02 September 2005

Pre-Owned

You've just bought the latest novel by Barbara Cartland.1 After throwing it against the wall—gently, to avoid reducing its resale value—you decide to try to get a little cash out of it. You therefore stroll on down to a shabby used book store pre-owned literary product showroom, intending to sell it for a few bucks and get a latté with the proceeds, rightly figuring that you'll get more satisfaction and less indigestion from the beverage. As you finally get to the acquisitions counter, though, and slap the $27.95 monstrosity2 on the counter, the elderly gentleman standing there shakes his head.

"I can't buy that one."

"It's been out three days and you're already overstocked?" you reply.

"No. It has a no-resale license agreement, and you agreed to it by buying the book."
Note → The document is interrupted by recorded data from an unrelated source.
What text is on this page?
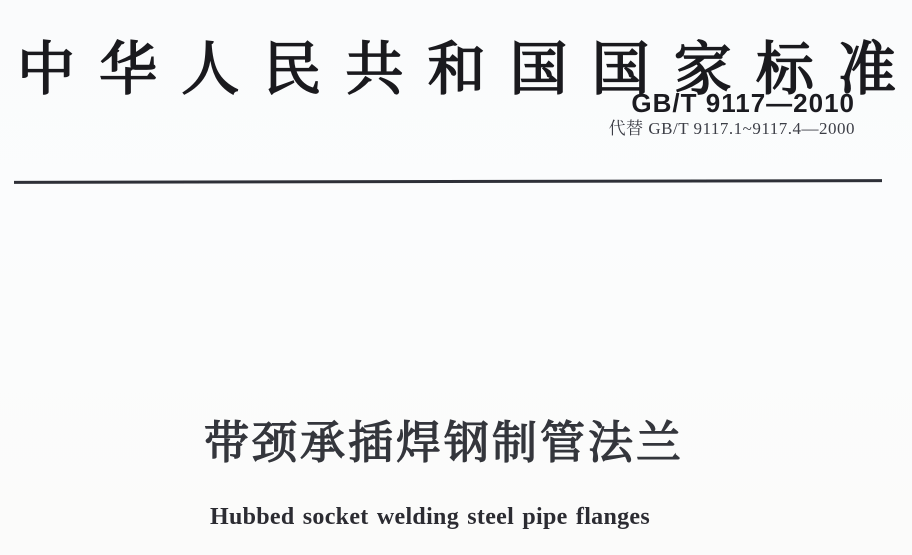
中 华 人 民 共 和 国 国 家 标 准
GB/T 9117—2010
代替 GB/T 9117.1~9117.4—2000
带颈承插焊钢制管法兰
Hubbed socket welding steel pipe flanges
"What about the first-sale doctrine? Doesn't that allow me to sell it again?"

The elderly gentleman, who looks suspiciously like Professor Kingsfield, just smiles. "On the back of the book, it clearly states that the book is subject to a license agreement." He points to some difficult-to-read cursive 8-point type at the bottom of the dust jacket. "You were therefore on notice that the book was subject to an end-user licence agreement. If you'll turn to the verso of the title page, you'll find the EULA"—you frantically flip the book back over and look at the page, which in most works of fiction contains only a copyright notice and a copy of the Library of Congress cataloging data, and see that there is quite a bit more 6-point type than usual—"which clearly prohibits resale of the book within the first year after publication. You therefore agreed to the EULA, and you're stuck with it—especially since the deluxe $39.95 edition does not have this term in its EULA, so you had a choice." As he finishes the sentence, his voice raises up into an uncanny imitation of John Houseman in his later years, when he was hawking financial services.
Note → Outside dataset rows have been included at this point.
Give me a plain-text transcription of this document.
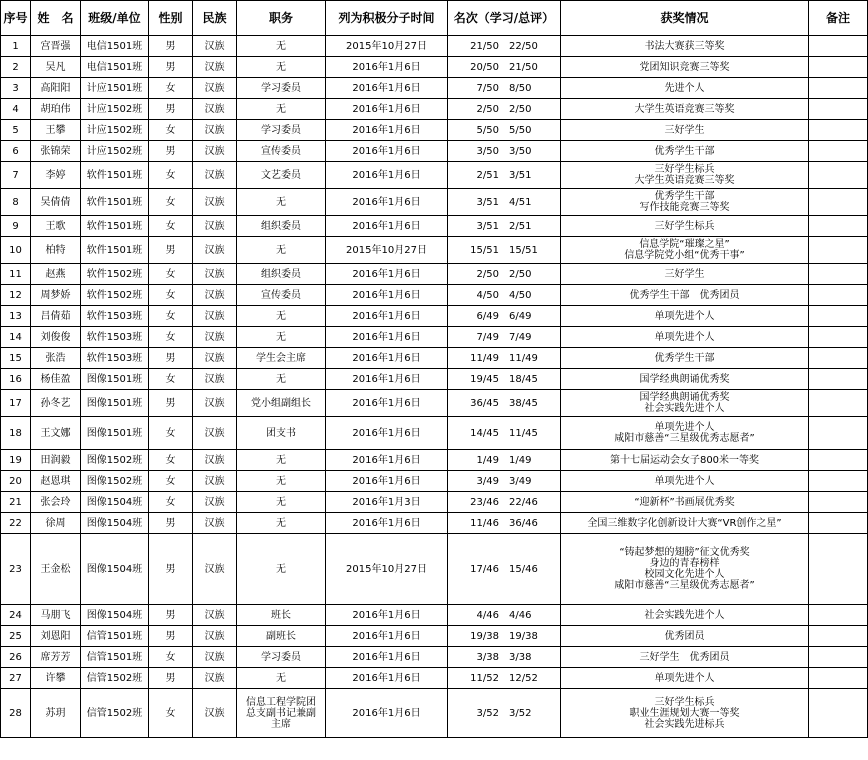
序号	姓　名	班级/单位	性别	民族	职务	列为积极分子时间	名次（学习/总评）	获奖情况	备注
1	宫晋强	电信1501班	男	汉族	无	2015年10月27日	21/50　22/50	书法大赛获三等奖	

2	吴凡	电信1501班	男	汉族	无	2016年1月6日	20/50　21/50	党团知识竞赛三等奖	

3	高阳阳	计应1501班	女	汉族	学习委员	2016年1月6日	7/50　8/50	先进个人	

4	胡珀伟	计应1502班	男	汉族	无	2016年1月6日	2/50　2/50	大学生英语竞赛三等奖	

5	王攀	计应1502班	女	汉族	学习委员	2016年1月6日	5/50　5/50	三好学生	

6	张锦荣	计应1502班	男	汉族	宣传委员	2016年1月6日	3/50　3/50	优秀学生干部	

7	李婷	软件1501班	女	汉族	文艺委员	2016年1月6日	2/51　3/51	三好学生标兵
大学生英语竞赛三等奖	

8	吴倩倩	软件1501班	女	汉族	无	2016年1月6日	3/51　4/51	优秀学生干部
写作技能竞赛三等奖	

9	王歌	软件1501班	女	汉族	组织委员	2016年1月6日	3/51　2/51	三好学生标兵	

10	柏特	软件1501班	男	汉族	无	2015年10月27日	15/51　15/51	信息学院“璀璨之星”
信息学院党小组“优秀干事”	

11	赵燕	软件1502班	女	汉族	组织委员	2016年1月6日	2/50　2/50	三好学生	

12	周梦娇	软件1502班	女	汉族	宣传委员	2016年1月6日	4/50　4/50	优秀学生干部　优秀团员	

13	吕倩茹	软件1503班	女	汉族	无	2016年1月6日	6/49　6/49	单项先进个人	

14	刘俊俊	软件1503班	女	汉族	无	2016年1月6日	7/49　7/49	单项先进个人	

15	张浩	软件1503班	男	汉族	学生会主席	2016年1月6日	11/49　11/49	优秀学生干部	

16	杨佳盈	图像1501班	女	汉族	无	2016年1月6日	19/45　18/45	国学经典朗诵优秀奖	

17	孙冬艺	图像1501班	男	汉族	党小组副组长	2016年1月6日	36/45　38/45	国学经典朗诵优秀奖
社会实践先进个人	

18	王文娜	图像1501班	女	汉族	团支书	2016年1月6日	14/45　11/45	单项先进个人
咸阳市慈善“三星级优秀志愿者”	

19	田润毅	图像1502班	女	汉族	无	2016年1月6日	1/49　1/49	第十七届运动会女子800米一等奖	

20	赵恩琪	图像1502班	女	汉族	无	2016年1月6日	3/49　3/49	单项先进个人	

21	张会玲	图像1504班	女	汉族	无	2016年1月3日	23/46　22/46	“迎新杯”书画展优秀奖	

22	徐周	图像1504班	男	汉族	无	2016年1月6日	11/46　36/46	全国三维数字化创新设计大赛“VR创作之星”	

23	王金松	图像1504班	男	汉族	无	2015年10月27日	17/46　15/46	“铸起梦想的翅膀”征文优秀奖
身边的青春榜样
校园文化先进个人
咸阳市慈善“三星级优秀志愿者”	

24	马朋飞	图像1504班	男	汉族	班长	2016年1月6日	4/46　4/46	社会实践先进个人	

25	刘恩阳	信管1501班	男	汉族	副班长	2016年1月6日	19/38　19/38	优秀团员	

26	席芳芳	信管1501班	女	汉族	学习委员	2016年1月6日	3/38　3/38	三好学生　优秀团员	

27	许攀	信管1502班	男	汉族	无	2016年1月6日	11/52　12/52	单项先进个人	

28	苏玥	信管1502班	女	汉族	信息工程学院团
总支副书记兼副
主席	2016年1月6日	3/52　3/52	三好学生标兵
职业生涯规划大赛一等奖
社会实践先进标兵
You think this is impossible? I wish I did, but I don't. Professor Madison has an interesting sketch of two just-issued appellate opinions that make this far less of a hypothetical than I would prefer.3 The Eighth and Ninth Circuits held earlier this week that certain aspects of "shrink-wrap" and "click-wrap" licenses that void rights conferred by statute are enforceable. Given the enthusiasm in the publishing industry for closing down the used-book market on new books, I'm afraid it's only a matter of time before something like this happens.


  1. Of course I know she's long dead. Unfortunately for the sake of literature, she left a hundred-odd unpublished manuscripts behind at her death, and they're making their way into the marketplace—rather like killer bees heading north from Central America. Besides, since she's now dead, I can make all the snide remarks I want to concerning her inability to plot, develop character, or write.
  2. Yes, I know you're a smart shopper, and probably didn't pay list. As you'll see shortly, that doesn't matter.
  3. I might as well admit it now: I had a central role in making this possible, as I did the briefing in Hill v. Gateway 2000, Inc., 105 F.3d 1147 (7th Cir. 1997). I won the case below, and lost on appeal—no thanks to certain other factors (not in our control) that made the brief and oral argument less persuasive than they could or should have been. I suppose that I should really blame this on Judge Easterbrook; his decision in Hill relies extensively upon his earlier (and equally flawed) decision in ProCD v. Zeidenberg, 86 F.3d 1447 (7th Cir. 1996), which was not handled by my firm. Even some of Judge Easterbrook's colleagues on the Seventh Circuit disagree. But the sense of guilt remains.